Pressão de Douglas Borba
A possível participação do ex-chefe da Casa Civil na compra dos respiradores da Veigamed foi novamente abordada durante a acareação. Marcia reafirmou que houve pressão de Douglas Borba não apenas na questão dos respiradores, mas na compra de EPIs e testes rápidos.
Borba reconheceu que fazia cobranças por resolutividade nos processos, mas negou que pressionasse pela compra de um determinado produto ou fornecedor. Ele também voltou a reafirmar que não indicou Leandro Barros para a compra dos respiradores. Disse que se restringiu a repassar o contato dele para Marcia, sem interferir ou pressionar que Barros fosse escolhido para fornecer os equipamentos.
Marcia, no entanto, reiterou que o ex-chefe da Casa Civil lhe passou o contato de Leandro Barros e que foi Douglas que lhe passou a proposta de compra de respiradores pela Veigamed. O ex-chefe, entretanto, disse que não repassou à servidora uma proposta, mas, sim, um prospecto. Assim como repassei outros, para ela [Marcia] fizesse a filtragem, acrescentou.
O relacionamento entre Borba e Leandro Barros voltou a ser tema de questionamentos por parte dos deputados.
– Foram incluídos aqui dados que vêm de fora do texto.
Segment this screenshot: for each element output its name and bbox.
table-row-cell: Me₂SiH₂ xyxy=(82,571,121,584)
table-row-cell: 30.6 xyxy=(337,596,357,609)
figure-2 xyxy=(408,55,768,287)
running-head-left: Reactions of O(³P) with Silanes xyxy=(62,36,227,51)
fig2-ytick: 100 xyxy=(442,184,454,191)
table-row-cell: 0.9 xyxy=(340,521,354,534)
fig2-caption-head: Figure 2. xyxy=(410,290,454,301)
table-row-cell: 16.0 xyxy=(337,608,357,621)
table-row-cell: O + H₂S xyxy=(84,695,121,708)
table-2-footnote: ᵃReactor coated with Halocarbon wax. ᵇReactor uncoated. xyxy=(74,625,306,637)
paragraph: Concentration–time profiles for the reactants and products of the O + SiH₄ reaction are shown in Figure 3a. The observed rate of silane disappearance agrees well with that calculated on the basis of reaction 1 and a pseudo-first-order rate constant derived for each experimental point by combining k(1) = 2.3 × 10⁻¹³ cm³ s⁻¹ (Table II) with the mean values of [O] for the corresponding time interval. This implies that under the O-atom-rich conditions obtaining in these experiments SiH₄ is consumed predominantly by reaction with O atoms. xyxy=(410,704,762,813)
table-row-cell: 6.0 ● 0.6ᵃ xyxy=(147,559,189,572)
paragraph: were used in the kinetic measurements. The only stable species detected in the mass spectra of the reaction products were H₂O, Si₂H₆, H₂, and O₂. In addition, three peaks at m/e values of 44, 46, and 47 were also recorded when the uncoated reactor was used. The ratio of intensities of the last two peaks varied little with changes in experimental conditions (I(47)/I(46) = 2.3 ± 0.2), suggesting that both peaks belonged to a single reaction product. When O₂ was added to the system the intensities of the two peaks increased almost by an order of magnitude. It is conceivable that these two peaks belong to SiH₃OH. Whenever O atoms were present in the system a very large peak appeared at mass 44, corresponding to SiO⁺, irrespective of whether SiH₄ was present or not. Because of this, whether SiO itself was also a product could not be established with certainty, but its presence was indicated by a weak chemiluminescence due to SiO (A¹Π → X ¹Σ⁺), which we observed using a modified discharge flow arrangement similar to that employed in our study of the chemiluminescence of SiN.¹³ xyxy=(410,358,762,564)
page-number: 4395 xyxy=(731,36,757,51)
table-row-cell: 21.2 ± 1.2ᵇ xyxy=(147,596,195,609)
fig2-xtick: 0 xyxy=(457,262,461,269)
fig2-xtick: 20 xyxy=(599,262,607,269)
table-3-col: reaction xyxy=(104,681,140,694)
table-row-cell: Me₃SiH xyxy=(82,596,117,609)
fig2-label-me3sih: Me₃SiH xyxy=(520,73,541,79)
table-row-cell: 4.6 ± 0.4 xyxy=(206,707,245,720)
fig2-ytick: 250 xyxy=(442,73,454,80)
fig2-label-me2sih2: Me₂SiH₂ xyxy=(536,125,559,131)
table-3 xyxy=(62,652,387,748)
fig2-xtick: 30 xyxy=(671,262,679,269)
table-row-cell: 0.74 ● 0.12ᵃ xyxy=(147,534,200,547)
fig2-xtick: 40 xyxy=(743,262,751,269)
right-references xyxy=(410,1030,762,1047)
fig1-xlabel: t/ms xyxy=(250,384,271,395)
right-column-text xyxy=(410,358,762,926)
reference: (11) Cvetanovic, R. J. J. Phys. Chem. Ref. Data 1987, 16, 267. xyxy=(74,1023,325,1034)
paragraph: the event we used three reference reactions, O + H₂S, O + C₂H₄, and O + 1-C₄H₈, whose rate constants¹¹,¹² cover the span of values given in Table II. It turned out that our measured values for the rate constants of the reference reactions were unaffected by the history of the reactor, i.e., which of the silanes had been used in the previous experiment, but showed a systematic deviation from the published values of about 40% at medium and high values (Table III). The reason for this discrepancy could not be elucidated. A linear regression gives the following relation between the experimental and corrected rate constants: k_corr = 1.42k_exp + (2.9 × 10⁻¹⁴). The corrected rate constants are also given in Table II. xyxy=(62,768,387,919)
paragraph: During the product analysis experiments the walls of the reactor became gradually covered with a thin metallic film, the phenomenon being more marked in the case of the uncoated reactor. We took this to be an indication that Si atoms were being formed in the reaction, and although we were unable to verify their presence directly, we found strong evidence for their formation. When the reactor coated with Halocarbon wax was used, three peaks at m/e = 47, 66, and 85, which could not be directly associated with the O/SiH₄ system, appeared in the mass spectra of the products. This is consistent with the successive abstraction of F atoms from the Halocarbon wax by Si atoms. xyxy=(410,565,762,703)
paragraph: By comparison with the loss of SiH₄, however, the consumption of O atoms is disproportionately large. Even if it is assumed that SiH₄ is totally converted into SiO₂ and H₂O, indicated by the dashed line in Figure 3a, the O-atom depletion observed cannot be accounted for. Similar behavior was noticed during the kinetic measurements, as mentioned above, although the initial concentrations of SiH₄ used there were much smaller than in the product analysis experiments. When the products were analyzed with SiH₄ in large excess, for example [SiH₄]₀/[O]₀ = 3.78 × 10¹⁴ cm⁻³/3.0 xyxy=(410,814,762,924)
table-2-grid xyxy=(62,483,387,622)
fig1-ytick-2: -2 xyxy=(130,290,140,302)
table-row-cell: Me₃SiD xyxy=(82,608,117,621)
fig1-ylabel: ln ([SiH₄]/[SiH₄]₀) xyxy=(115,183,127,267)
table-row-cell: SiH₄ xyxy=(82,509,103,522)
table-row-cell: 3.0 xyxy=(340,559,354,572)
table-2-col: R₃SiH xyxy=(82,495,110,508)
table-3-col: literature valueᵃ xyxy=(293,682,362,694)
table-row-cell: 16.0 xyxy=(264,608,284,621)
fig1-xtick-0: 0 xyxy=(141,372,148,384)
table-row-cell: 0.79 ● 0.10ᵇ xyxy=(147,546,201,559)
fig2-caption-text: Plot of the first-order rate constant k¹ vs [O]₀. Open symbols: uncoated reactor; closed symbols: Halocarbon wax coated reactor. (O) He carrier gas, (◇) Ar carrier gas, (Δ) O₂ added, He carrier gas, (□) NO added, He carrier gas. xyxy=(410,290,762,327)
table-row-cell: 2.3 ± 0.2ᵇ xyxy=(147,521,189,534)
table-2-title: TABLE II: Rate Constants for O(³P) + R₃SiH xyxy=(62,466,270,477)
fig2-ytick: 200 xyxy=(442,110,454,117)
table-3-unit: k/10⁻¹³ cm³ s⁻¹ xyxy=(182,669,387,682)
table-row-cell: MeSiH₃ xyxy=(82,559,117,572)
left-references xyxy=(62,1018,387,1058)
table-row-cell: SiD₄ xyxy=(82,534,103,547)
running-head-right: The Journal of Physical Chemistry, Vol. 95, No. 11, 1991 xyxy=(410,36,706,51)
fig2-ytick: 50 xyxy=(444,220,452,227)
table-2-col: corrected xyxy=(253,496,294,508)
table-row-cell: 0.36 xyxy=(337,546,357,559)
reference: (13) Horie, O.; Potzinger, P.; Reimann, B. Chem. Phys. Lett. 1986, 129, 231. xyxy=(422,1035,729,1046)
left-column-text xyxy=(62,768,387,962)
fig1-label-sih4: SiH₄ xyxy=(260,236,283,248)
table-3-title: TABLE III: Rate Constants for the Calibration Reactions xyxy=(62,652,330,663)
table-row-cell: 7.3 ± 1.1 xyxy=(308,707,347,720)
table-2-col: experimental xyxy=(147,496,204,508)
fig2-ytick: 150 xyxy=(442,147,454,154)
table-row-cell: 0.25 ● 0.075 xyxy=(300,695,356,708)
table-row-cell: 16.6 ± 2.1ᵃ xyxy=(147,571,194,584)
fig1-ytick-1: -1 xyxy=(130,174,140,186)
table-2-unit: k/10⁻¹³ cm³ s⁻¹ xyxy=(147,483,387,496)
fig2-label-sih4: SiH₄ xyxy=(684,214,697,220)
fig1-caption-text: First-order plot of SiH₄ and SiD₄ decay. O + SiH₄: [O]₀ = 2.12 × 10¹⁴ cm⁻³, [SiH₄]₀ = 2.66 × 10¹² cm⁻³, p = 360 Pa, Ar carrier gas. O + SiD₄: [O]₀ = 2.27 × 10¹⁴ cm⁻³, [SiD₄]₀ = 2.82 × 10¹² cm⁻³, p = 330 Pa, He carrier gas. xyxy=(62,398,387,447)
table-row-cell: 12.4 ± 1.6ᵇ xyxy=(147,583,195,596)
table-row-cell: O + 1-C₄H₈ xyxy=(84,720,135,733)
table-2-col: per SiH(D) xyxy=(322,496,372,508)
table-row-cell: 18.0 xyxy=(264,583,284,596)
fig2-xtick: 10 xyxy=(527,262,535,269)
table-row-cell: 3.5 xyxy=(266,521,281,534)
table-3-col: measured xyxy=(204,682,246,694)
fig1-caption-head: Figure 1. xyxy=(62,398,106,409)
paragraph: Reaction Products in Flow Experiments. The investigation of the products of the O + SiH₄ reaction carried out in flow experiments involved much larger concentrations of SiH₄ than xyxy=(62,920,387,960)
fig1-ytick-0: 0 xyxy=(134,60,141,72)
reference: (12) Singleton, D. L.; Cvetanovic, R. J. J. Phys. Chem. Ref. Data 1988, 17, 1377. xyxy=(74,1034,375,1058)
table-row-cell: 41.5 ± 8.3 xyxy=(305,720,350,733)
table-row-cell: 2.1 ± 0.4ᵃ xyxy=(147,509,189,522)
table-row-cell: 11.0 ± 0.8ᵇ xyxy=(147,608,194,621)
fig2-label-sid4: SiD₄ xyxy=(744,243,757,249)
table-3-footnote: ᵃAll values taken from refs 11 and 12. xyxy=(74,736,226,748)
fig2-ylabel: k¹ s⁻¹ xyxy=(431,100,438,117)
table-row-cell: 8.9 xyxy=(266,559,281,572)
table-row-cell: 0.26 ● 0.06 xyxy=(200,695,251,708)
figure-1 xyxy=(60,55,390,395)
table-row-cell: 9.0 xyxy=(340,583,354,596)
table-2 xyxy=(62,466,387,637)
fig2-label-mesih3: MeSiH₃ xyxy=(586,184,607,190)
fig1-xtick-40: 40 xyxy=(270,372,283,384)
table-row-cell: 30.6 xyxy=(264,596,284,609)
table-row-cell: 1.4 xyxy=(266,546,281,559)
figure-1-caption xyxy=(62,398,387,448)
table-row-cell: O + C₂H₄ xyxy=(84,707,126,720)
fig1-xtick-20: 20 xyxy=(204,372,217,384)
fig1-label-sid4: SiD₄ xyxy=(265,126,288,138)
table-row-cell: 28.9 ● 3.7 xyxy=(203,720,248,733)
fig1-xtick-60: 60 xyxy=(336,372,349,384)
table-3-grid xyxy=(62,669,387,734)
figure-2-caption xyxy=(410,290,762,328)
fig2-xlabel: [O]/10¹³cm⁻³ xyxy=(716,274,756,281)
Ambos são de Biguaçu, na Grande Florianópolis. O ex-chefe da Casa Civil ressaltou que mantém relacionamento de convivência, típico de uma cidade de pequeno/médio porte.
Não dei procuração para ninguém falar em meu nome. Há vínculos de convivência, mas isso não dá o direito de fazer negócios em meu nome, afirmou Borba.
Governador
Helton Zeferino afirmou que no dia 15 de abril, diante do não envio dos respiradores, foi até a Procuradoria-Geral do Estado (PGE) para informar sobre o ocorrido. Foi nesse dia que, segundo ele, o governador Carlos Moisés da Silva (PSL) foi informado, pela primeira vez, sobre o problema.
Já Douglas Borba reafirmou que só ficou sabendo do problema no dia 22, em uma reunião da qual participaram Zeferino e o governador. Os deputados consideraram estranho o fato do então chefe da Casa Civil só saber da questão sete dias depois que Moisés já havia sido comunicado.
Tensão
A acareação transcorreu com tranquilidade. Mas, por volta das 22h55, a reunião teve que ser interrompida depois que Marcia Pauli se alterou com uma resposta do ex-secretário da Saúde. Ele respondia sobre o pedido de uma reunião que Zeferino teria solicitado com Fábio Gausti para tratar da questão dos respiradores.
Na realidade eu pedi para ela a confirmação da compra, quando os equipamentos iam chegar, disse. Segundo Marcia, o então secretário solicitou a agenda de uma reunião para o dia 4 de abril. Nesse dia, ele me deixou sozinha para essa reunião, disse. É uma pena essa falta de verdade que se repete. Vergonha isso. Pelo amor de Deus, eu não aguento mais isso, rebateu Marcia, que começou a chorar.
A reunião foi interrompida por cinco minutos, para que Marcia se retirasse por alguns minutos. Em seguida, foi retomada normalmente.
Nova reunião
A CPI dos Respiradores volta a se reunir na próxima terça-feira (17). A comissão vai ouvir mais servidores envolvidos no processo de pagamento antecipado pelos 200 respiradores.